Two nodes 625 and 626, 32 processes like I have in the SBATCH script below.
When I run the SBATCH script with mpirun ~/hello-mpi.x
I get this error:
An ORTE daemon has unexpectedly failed after launch and before
communicating back to mpirun. This could be caused by a number
of factors, including an inability to create a connection back
to mpirun due to a lack of common network interfaces and/or no
route found between them. Please check network connectivity
(including firewalls and network routing requirements).
And if I run the the SBATCH script with srun mpirun ~/hello-mpi.x
I get this error slurmstepd: error: execve(): mpirun: No such file or directory
.
This is the SBATCH script.
#!/bin/bash
#SBATCH --verbose
#SBATCH --export=ALL
#SBATCH --nodes=2
#SBATCH --ntasks-per-node=16
#SBATCH --cpus-per-task=1
#SBATCH --time=00:10:00
#SBATCH --job-name=JonsJob
#SBATCH --mem=100G
#SBATCH --partition=short
srun ~/hello-mpi.x
On the command line, if I run mpirun or srun I get output from a single node (i did not use salloc to request another node.) Hello World from process 2 from the Node c0170. There are a total of 4 processes.
But, if I use srun mpirun ~/hello-mpi.x
I get en error slurmstepd: error: execve(): mpirun: No such file or directory
This is the code hello world code is below along with my.bashrc.
/* The Parallel Hello World Program */
#include <stdio.h>
#include <mpi.h>
int main(int argc, char *argv[])
{
int rank, size, namelen;
char processor_name[MPI_MAX_PROCESSOR_NAME];
MPI_Init(&argc, &argv);
MPI_Comm_rank(MPI_COMM_WORLD, &rank);
MPI_Comm_size(MPI_COMM_WORLD, &size);
MPI_Get_processor_name(processor_name, &namelen);
printf("Hello World from process %d from the Node %s.
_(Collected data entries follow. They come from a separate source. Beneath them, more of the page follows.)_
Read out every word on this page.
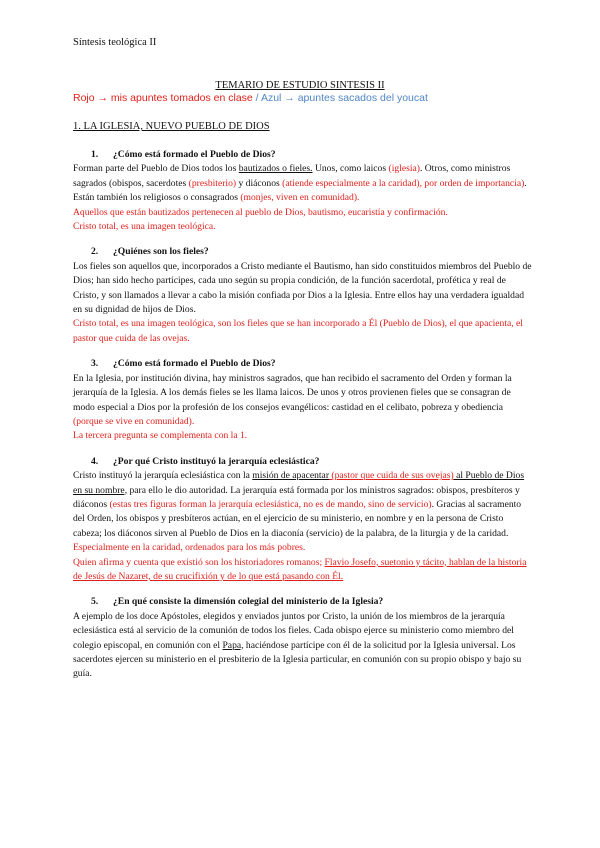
Síntesis teológica II
TEMARIO DE ESTUDIO SINTESIS II
Rojo → mis apuntes tomados en clase / Azul → apuntes sacados del youcat
1. LA IGLESIA, NUEVO PUEBLO DE DIOS

1. ¿Cómo está formado el Pueblo de Dios?

Forman parte del Pueblo de Dios todos los bautizados o fieles. Unos, como laicos (iglesia). Otros, como ministros sagrados (obispos, sacerdotes (presbiterio) y diáconos (atiende especialmente a la caridad), por orden de importancia). Están también los religiosos o consagrados (monjes, viven en comunidad).

Aquellos que están bautizados pertenecen al pueblo de Dios, bautismo, eucaristía y confirmación.

Cristo total, es una imagen teológica.

2. ¿Quiénes son los fieles?

Los fieles son aquellos que, incorporados a Cristo mediante el Bautismo, han sido constituidos miembros del Pueblo de Dios; han sido hecho partícipes, cada uno según su propia condición, de la función sacerdotal, profética y real de Cristo, y son llamados a llevar a cabo la misión confiada por Dios a la Iglesia. Entre ellos hay una verdadera igualdad en su dignidad de hijos de Dios.

Cristo total, es una imagen teológica, son los fieles que se han incorporado a Él (Pueblo de Dios), el que apacienta, el pastor que cuida de las ovejas.

3. ¿Cómo está formado el Pueblo de Dios?

En la Iglesia, por institución divina, hay ministros sagrados, que han recibido el sacramento del Orden y forman la jerarquía de la Iglesia. A los demás fieles se les llama laicos. De unos y otros provienen fieles que se consagran de modo especial a Dios por la profesión de los consejos evangélicos: castidad en el celibato, pobreza y obediencia (porque se vive en comunidad).

La tercera pregunta se complementa con la 1.

4. ¿Por qué Cristo instituyó la jerarquía eclesiástica?

Cristo instituyó la jerarquía eclesiástica con la misión de apacentar (pastor que cuida de sus ovejas) al Pueblo de Dios en su nombre, para ello le dio autoridad. La jerarquía está formada por los ministros sagrados: obispos, presbíteros y diáconos (estas tres figuras forman la jerarquía eclesiástica, no es de mando, sino de servicio). Gracias al sacramento del Orden, los obispos y presbíteros actúan, en el ejercicio de su ministerio, en nombre y en la persona de Cristo cabeza; los diáconos sirven al Pueblo de Dios en la diaconía (servicio) de la palabra, de la liturgia y de la caridad.

Especialmente en la caridad, ordenados para los más pobres.

Quien afirma y cuenta que existió son los historiadores romanos; Flavio Josefo, suetonio y tácito, hablan de la historia de Jesús de Nazaret, de su crucifixión y de lo que está pasando con Él.

5. ¿En qué consiste la dimensión colegial del ministerio de la Iglesia?

A ejemplo de los doce Apóstoles, elegidos y enviados juntos por Cristo, la unión de los miembros de la jerarquía eclesiástica está al servicio de la comunión de todos los fieles. Cada obispo ejerce su ministerio como miembro del colegio episcopal, en comunión con el Papa, haciéndose partícipe con él de la solicitud por la Iglesia universal. Los sacerdotes ejercen su ministerio en el presbiterio de la Iglesia particular, en comunión con su propio obispo y bajo su guía.
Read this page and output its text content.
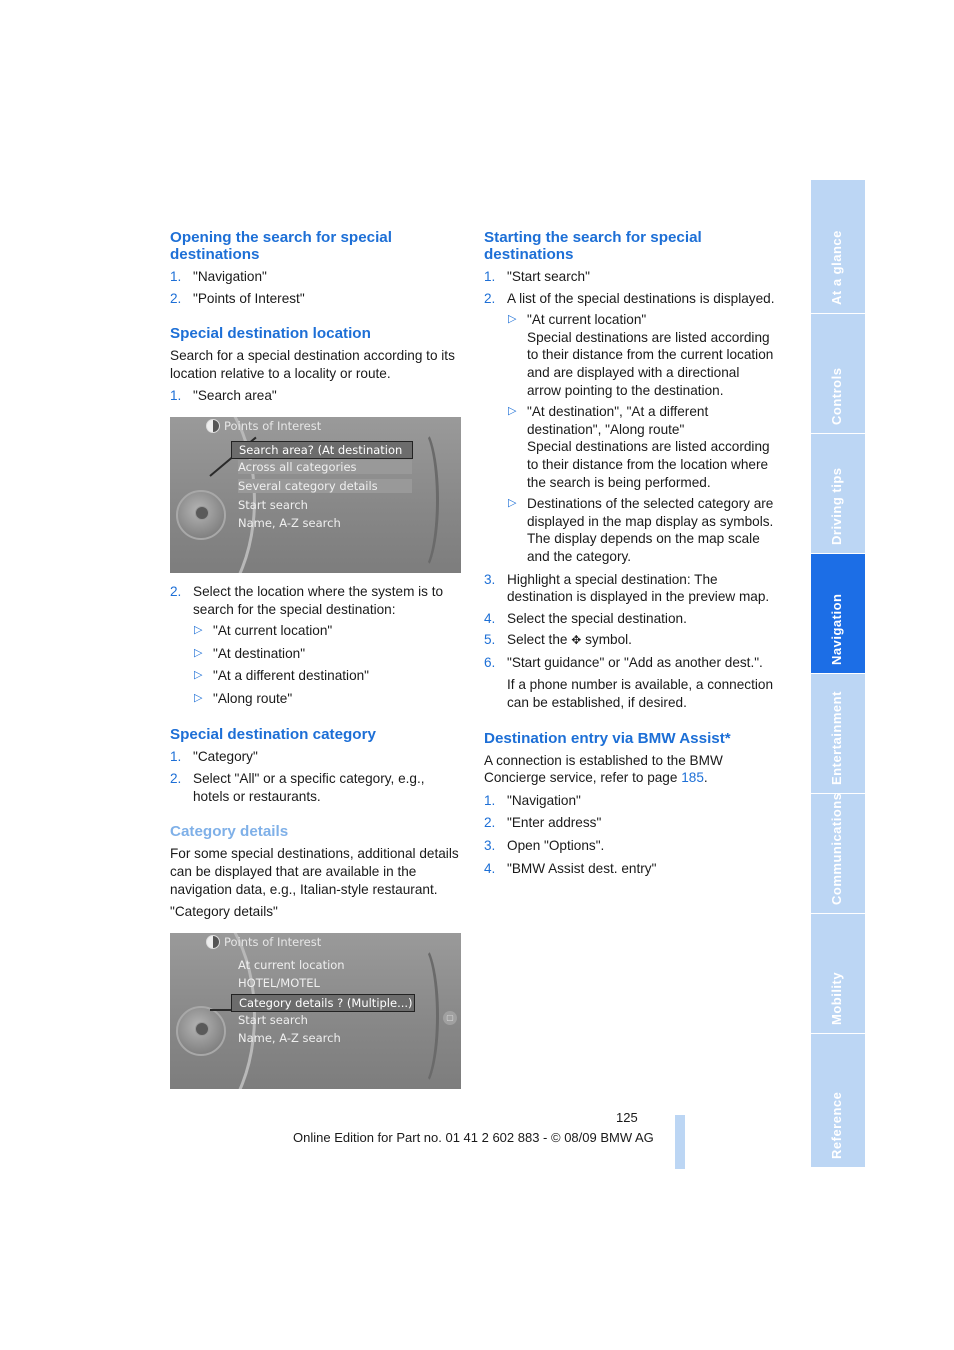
Opening the search for special destinations
1. "Navigation"
2. "Points of Interest"
Special destination location

Search for a special destination according to its location relative to a locality or route.

1. "Search area"
Points of Interest
Search area? (At destination
Across all categories
Several category details
Start search
Name, A-Z search
2. Select the location where the system is to search for the special destination:
▷ "At current location"
▷ "At destination"
▷ "At a different destination"
▷ "Along route"
Special destination category
1. "Category"
2. Select "All" or a specific category, e.g., hotels or restaurants.
Category details

For some special destinations, additional details can be displayed that are available in the navigation data, e.g., Italian-style restaurant.

"Category details"

Points of Interest
At current location
HOTEL/MOTEL
Category details ? (Multiple...)
Start search
Name, A-Z search
▢
Starting the search for special destinations
1. "Start search"
2. A list of the special destinations is displayed.
▷ "At current location"
Special destinations are listed according to their distance from the current location and are displayed with a directional arrow pointing to the destination.
▷ "At destination", "At a different destination", "Along route"
Special destinations are listed according to their distance from the location where the search is being performed.
▷ Destinations of the selected category are displayed in the map display as symbols. The display depends on the map scale and the category.
3. Highlight a special destination: The destination is displayed in the preview map.
4. Select the special destination.
5. Select the ✥ symbol.
6. "Start guidance" or "Add as another dest.".

If a phone number is available, a connection can be established, if desired.

Destination entry via BMW Assist*

A connection is established to the BMW Concierge service, refer to page 185.

1. "Navigation"
2. "Enter address"
3. Open "Options".
4. "BMW Assist dest. entry"
At a glance
Controls
Driving tips
Navigation
Entertainment
Communications
Mobility
Reference
125
Online Edition for Part no. 01 41 2 602 883 - © 08/09 BMW AG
There are a total of %d processes.\n", rank, processor_name, size);
MPI_Finalize();
return 0;
}
Also, I have environmental variables $PATH and $LD_LIBRARY_PATH in my .bashrc file
# .bashrc
# Source global definitions
if [ -f /etc/bashrc ]; then
. /etc/bashrc
fi
module load openmpi
module load cuda/9.2
Upvotes: 1
Views: 1319
Reputation: 2099
See the SLURM FAQs below
Basically, .bashrc isnt loaded by slurm.
Either call the .bashrc file from your sbatch script of add your "module load" commands within your sbatch script.
Upvotes: 0